Gower estimates the entire bloater suit weighed 40 kilograms or more, roughly 88 pounds, which was a heavier build than Vecna from “Stranger Things.” On top of the bloater, there were 10-15 stunt performers dressed in clicker costumes and 40-60 infected extras who wreaked havoc on the Kansas City cul-de-sac in “The Last of Us.” It took a team of 65 prosthetic artists five hours to finish all the makeup. Since the clicker attack takes place at night, the makeup process would start around 3:00 or 4:00 p.m. to begin shooting at 9:00 p.m.

“For clickers, we had stunt performers who were in pullover masks with these eye socket areas, which were like little plugs that we could put in for any close-ups but remove for any mid to wide shots,” Gower says. “We had two hero clicker actors, Samuel and Olivia, who both played clickers in Episode 2 when we’re first introduced to them in the Bostonian Museum. As soon as they got their makeup on and started moving around, the pair of them could do the clicking sound. It was so authentic.”

The two main clickers were “completely engulfed in prosthetics” so they were unrecognizable from their previous scenes and had two different costumes each in Episode 5. The other standout clicker, who crawls after Ellie (Bella Ramsey) in the car and later kills Kathleen (Melanie Lynskey), was played by a nine-year-old gymnast and contortionist.


Clickers may only hunger for flesh, but how do the actors eat and drink with their faces full of fungi?
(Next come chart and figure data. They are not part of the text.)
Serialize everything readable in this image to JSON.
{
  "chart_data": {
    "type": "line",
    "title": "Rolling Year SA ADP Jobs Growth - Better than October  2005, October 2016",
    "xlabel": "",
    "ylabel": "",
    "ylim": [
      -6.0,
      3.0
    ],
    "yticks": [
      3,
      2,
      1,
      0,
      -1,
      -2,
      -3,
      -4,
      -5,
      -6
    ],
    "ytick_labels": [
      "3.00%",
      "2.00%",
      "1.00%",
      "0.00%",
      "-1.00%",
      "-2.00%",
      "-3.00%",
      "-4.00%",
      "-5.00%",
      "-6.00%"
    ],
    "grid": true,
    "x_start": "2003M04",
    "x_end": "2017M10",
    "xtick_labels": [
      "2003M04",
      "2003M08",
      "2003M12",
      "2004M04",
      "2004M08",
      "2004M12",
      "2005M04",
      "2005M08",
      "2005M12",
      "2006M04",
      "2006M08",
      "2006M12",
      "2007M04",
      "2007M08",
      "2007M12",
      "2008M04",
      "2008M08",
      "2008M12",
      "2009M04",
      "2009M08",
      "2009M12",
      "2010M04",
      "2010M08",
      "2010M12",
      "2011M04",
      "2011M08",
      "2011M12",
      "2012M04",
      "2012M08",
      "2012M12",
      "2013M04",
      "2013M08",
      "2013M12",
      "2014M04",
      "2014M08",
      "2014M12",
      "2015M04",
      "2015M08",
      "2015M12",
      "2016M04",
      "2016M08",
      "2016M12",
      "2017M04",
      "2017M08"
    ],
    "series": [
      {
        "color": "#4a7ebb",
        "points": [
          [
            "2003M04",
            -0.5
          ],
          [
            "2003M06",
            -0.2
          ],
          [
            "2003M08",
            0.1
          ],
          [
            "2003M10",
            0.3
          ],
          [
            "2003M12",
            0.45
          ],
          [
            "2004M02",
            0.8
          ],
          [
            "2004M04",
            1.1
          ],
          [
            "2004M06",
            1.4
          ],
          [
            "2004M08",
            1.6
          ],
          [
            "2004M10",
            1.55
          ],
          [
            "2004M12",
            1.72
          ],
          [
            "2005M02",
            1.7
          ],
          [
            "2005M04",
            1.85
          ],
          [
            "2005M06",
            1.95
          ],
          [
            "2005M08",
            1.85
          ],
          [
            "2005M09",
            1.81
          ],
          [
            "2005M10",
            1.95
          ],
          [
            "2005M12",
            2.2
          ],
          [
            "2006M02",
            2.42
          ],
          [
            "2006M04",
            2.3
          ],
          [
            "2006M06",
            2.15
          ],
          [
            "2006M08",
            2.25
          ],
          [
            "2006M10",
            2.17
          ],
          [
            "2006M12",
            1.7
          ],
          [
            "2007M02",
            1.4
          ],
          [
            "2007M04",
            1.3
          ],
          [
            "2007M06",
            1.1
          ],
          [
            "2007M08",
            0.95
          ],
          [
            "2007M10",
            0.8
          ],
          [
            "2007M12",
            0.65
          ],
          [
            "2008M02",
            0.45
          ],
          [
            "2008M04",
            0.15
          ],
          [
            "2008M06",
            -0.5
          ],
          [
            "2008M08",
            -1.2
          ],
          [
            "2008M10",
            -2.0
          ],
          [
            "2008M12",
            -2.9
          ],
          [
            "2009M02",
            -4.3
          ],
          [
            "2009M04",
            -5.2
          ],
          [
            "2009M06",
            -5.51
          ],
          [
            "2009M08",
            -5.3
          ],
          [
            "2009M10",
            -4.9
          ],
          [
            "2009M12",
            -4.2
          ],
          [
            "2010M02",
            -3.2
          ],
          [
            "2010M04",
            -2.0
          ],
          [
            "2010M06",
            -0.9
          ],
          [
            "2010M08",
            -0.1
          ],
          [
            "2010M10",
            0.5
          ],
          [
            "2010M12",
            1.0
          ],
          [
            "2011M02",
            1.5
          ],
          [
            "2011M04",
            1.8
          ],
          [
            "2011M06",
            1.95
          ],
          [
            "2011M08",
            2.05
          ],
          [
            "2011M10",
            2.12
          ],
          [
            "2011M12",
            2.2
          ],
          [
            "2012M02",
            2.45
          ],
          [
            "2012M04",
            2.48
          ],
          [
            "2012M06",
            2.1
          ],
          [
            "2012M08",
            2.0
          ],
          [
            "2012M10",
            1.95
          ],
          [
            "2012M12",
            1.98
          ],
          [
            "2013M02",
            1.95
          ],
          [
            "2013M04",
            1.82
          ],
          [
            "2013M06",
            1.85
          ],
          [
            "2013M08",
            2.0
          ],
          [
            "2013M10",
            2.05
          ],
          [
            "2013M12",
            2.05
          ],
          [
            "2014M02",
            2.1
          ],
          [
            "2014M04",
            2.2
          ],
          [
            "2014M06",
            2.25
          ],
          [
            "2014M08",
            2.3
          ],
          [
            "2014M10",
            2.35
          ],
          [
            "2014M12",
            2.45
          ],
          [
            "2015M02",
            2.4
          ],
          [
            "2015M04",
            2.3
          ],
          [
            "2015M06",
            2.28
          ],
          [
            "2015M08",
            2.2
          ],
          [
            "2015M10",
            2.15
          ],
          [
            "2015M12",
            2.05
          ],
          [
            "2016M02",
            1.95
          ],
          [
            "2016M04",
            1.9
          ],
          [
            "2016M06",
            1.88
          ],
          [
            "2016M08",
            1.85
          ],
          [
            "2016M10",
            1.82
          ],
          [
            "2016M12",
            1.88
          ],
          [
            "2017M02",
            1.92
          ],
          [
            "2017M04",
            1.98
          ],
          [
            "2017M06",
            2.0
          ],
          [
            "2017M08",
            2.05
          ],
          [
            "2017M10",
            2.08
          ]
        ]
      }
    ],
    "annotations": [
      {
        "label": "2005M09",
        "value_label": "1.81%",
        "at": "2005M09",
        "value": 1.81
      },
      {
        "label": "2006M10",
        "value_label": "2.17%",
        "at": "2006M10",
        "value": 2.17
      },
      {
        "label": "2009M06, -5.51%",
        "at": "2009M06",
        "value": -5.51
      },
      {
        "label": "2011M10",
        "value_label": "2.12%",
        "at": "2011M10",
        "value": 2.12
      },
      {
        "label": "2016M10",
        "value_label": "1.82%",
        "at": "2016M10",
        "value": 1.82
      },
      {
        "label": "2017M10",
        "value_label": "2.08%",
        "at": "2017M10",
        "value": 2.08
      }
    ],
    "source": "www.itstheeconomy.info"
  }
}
A balaclava-like mask made it easy to remove the clicker head and eat, but the hero actors required a long process to remove their prosthetics for a break.

“Samuel and Olivia both had bespoke makeups, a balaclava appliance and a crown as well,” Gower says. “The facial appliance came up around the mouth, under the eyes, then the crown came down and they both had bespoke dentures that clipped onto their own tops and bottoms of teeth. They had a row of teeth, upper and lower, which sat in front of their own lips. We could cheat the whole palate forward and incorporate it into that split cranial palette on the head. For them, it was a lot more extensive if they needed to eat and pop those out. We had a turnaround of about 5-10 minutes where we take the teeth out, they’d be able to eat and drink, then pop them back in and glue them shut again.”